“Railroad Boom, Electric Oil Cures, and a $5,000 Bond: What Government Contracts Reveal About America in October 1856”
What's on the Front Page
The Daily Union's front page on October 2, 1856, is dominated by three major government construction and infrastructure proposals seeking bids. The Treasury Department announces sealed proposals for the Georgetown Custom House and Post Office, due November 20th, with a required bond of $5,000—substantial security for a major federal building. Simultaneously, the Southern Railroad Company of Mississippi advertises for contractors to complete the eastern division of their ambitious rail line, spanning 82.5 miles from Brandon to the Mobile and Ohio Railroad, requiring 770,000 cubic yards of excavation, 4,700 feet of trestling, and 10,000 perches of masonry. The Navy Department also solicits bids for material deliveries across multiple navy yards, with proposals due December 26th. These three solicitations reveal a nation in intense infrastructural expansion—the South especially hungry for rail connectivity to link Charleston and Savannah westward to the Pacific. The paper emphasizes the Southern Railroad's strategic importance, calling it 'one of the most important unfinished enterprises in the country' and 'thoroughly national in its character,' even as sectional tensions simmer beneath the surface.
Why It Matters
October 1856 was the eve of a presidential election that would reshape America. James Buchanan's campaign was in full swing, and the nation was fracturing over slavery's expansion into new territories. Yet this front page captures something often overlooked: the South's aggressive investment in infrastructure and economic development. The Southern Railroad proposals—with their detailed engineering specifications and appeals to 'southern men and southern enterprise'—show how the South was actively building economic capacity, even as political conflict intensified. The emphasis on federal custom houses and navy yards reflects the broader antebellum reality that the federal government subsidized development through construction contracts and land grants. These infrastructure projects were not neutral—they embedded sectional interests and economic power. The very week this paper published, the nation was days away from voting on whether slavery would be permitted in Kansas, a question that would define the next five years of American politics.
Hidden Gems
- Dr. DeGrath's 'Electric Oil' advertisement claims it has cured over 700 people in Philadelphia alone, including the Mayor of Camden of piles and rheumatism, and brags that wholesale dealers refused to countenance counterfeits—yet a man named Valentine was imprisoned in Harrisburg for attempting to imitate this 'valuable remedy,' suggesting the patent medicine market was cutthroat and fraud-ridden.

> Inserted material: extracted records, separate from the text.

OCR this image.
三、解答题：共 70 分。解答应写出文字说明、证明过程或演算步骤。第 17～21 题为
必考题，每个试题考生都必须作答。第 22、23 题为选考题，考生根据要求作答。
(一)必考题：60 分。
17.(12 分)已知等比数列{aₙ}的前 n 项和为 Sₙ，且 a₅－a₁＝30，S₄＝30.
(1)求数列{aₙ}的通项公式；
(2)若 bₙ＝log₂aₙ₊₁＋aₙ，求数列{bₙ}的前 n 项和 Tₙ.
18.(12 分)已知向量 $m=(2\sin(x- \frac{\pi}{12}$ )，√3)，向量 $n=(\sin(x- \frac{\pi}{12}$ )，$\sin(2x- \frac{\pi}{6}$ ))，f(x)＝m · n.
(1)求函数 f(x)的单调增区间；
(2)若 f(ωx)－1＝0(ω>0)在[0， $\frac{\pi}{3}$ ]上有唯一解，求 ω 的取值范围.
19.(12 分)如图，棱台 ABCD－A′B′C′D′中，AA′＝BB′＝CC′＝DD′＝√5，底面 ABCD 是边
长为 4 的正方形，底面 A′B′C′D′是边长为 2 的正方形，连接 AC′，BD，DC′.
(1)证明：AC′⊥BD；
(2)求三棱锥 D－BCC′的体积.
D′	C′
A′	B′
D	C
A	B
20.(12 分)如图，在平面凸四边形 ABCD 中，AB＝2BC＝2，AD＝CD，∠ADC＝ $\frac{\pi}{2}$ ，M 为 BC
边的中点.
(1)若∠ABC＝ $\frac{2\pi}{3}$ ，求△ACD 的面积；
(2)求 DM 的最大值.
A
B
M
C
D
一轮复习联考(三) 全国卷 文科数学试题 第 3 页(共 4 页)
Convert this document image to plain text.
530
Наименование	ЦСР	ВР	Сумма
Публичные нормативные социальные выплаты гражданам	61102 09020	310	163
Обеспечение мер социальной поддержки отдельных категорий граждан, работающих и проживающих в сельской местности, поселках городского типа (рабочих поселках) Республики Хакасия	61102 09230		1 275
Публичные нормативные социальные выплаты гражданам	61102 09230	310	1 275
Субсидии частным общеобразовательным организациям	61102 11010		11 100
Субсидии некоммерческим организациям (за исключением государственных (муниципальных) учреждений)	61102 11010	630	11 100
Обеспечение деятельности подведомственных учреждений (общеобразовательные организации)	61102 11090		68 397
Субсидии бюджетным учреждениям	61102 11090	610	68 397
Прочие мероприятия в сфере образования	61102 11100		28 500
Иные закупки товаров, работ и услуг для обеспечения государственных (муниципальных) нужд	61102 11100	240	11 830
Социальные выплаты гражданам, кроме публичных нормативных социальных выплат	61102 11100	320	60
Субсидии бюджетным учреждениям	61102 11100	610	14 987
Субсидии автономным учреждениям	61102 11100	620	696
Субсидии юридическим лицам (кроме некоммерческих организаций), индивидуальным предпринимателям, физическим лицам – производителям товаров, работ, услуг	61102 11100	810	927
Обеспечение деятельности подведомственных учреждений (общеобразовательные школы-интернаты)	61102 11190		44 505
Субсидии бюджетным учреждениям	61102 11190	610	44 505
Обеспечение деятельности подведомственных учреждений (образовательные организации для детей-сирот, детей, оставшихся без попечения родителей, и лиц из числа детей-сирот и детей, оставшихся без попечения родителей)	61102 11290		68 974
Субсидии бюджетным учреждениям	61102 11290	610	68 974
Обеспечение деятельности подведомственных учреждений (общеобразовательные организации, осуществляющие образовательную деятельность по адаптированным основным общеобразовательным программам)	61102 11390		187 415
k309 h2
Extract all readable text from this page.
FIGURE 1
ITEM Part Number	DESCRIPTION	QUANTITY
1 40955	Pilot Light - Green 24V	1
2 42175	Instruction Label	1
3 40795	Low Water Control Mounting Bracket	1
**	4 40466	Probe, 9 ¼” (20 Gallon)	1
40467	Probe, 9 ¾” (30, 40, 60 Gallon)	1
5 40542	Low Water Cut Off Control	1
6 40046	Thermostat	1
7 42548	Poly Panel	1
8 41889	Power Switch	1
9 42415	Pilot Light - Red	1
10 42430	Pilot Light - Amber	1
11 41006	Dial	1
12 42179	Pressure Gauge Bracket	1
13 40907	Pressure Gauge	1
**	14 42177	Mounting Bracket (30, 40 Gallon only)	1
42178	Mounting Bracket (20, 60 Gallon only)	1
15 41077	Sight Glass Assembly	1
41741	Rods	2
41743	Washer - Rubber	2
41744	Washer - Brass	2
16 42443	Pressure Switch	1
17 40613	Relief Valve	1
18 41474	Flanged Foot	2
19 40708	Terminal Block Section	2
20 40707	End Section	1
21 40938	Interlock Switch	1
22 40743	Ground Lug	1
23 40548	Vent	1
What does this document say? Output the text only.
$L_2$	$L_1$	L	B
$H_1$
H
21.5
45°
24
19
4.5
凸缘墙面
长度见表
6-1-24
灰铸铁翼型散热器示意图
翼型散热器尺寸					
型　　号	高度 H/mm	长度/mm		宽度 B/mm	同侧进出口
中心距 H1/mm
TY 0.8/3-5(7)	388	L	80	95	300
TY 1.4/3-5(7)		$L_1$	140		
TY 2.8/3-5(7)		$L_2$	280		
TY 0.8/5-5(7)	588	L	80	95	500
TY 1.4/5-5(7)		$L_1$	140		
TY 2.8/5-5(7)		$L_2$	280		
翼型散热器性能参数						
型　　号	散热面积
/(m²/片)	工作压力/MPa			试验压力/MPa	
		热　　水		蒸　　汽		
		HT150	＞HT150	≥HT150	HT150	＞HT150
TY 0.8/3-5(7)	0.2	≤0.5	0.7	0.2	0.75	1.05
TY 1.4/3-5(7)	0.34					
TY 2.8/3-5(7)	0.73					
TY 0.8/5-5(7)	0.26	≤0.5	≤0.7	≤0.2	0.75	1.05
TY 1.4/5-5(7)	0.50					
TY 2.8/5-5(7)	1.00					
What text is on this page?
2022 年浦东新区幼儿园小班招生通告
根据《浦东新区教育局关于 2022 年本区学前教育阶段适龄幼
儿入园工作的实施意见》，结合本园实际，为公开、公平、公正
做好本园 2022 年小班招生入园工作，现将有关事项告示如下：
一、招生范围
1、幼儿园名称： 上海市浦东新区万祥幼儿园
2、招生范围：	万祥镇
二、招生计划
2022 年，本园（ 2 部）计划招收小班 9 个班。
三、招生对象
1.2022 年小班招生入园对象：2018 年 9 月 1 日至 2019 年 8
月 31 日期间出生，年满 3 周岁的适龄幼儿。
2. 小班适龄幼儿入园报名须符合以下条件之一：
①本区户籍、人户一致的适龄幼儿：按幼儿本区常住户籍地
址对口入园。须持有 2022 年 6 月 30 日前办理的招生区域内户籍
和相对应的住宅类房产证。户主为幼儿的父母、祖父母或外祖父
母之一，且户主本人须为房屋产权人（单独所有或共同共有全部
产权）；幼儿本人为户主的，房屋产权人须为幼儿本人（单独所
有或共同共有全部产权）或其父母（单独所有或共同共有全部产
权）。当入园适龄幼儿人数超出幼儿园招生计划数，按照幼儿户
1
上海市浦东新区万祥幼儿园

- The Southern Railroad proposal mentions the state of Mississippi is providing '15 miles of completed railroad, with its equipments and sixty valuable slaves, many of them mechanics' as a bonus to attract contractors—a stark reminder that slavery's infrastructure was baked directly into Southern economic development projects.
- The Georgetown Custom House proposal requires bidders to guarantee their work with a certified bond from the United States District Judge or attorney, meaning federal judges were actively certifying the financial trustworthiness of private contractors—an intimate entanglement of judicial authority and business.
- The patent office notice for Samuel Newell's Wisconsin invention extension specifies that testimony must be 'taken and witnessed in accordance with the rules of the office,' indicating the Patent Office had established formal evidentiary procedures for technical disputes by 1856.
- Subscription rates for The Daily Union cost $20 per year, while the semi-weekly was $10—meaning daily news cost the equivalent of roughly $650 annually in modern dollars, placing newspaper readership squarely in the hands of the educated and prosperous.
Fun Facts
- The Southern Railroad proposal mentions it will eventually intersect with the 'Vicksburg, Shreveport, and Texas railroad, now under contract for its whole distance'—this is the same corridor that would become a crucial Confederate supply line just five years later during the Civil War, making this peacetime infrastructure proposal literally a blueprint for future military logistics.
- The Custom House being proposed for Georgetown would process imports and exports; by 1856, tariffs on foreign goods were a burning political issue that divided North and South, making this seemingly bureaucratic construction project a tangible symbol of federal revenue-gathering power.
- Dr. DeGrath advertised his Electric Oil as having cured Hon. B. Kittingsworth '(whom I took off 26 ounces in one day)'—this baroque phrasing suggests bloodletting was still an active medical practice in 1856, despite growing skepticism, showing the collision between old and new medicine on this very page.
- The Southern Railroad notes it was a 'recipient under the recent grant of lands made by Congress'—this refers to the Land Grant Railroad Act of 1850, which gave railroads federal land to incentivize westward expansion, a subsidy mechanism that would accelerate dramatically after the Civil War.
- The proposal language repeatedly specifies that contracts could only be assigned 'except by consent of the Secretary of the Treasury'—personal relationships and political favor were baked into federal procurement centuries before the modern bureaucracy, meaning getting a railroad contract required political connections as much as engineering competence.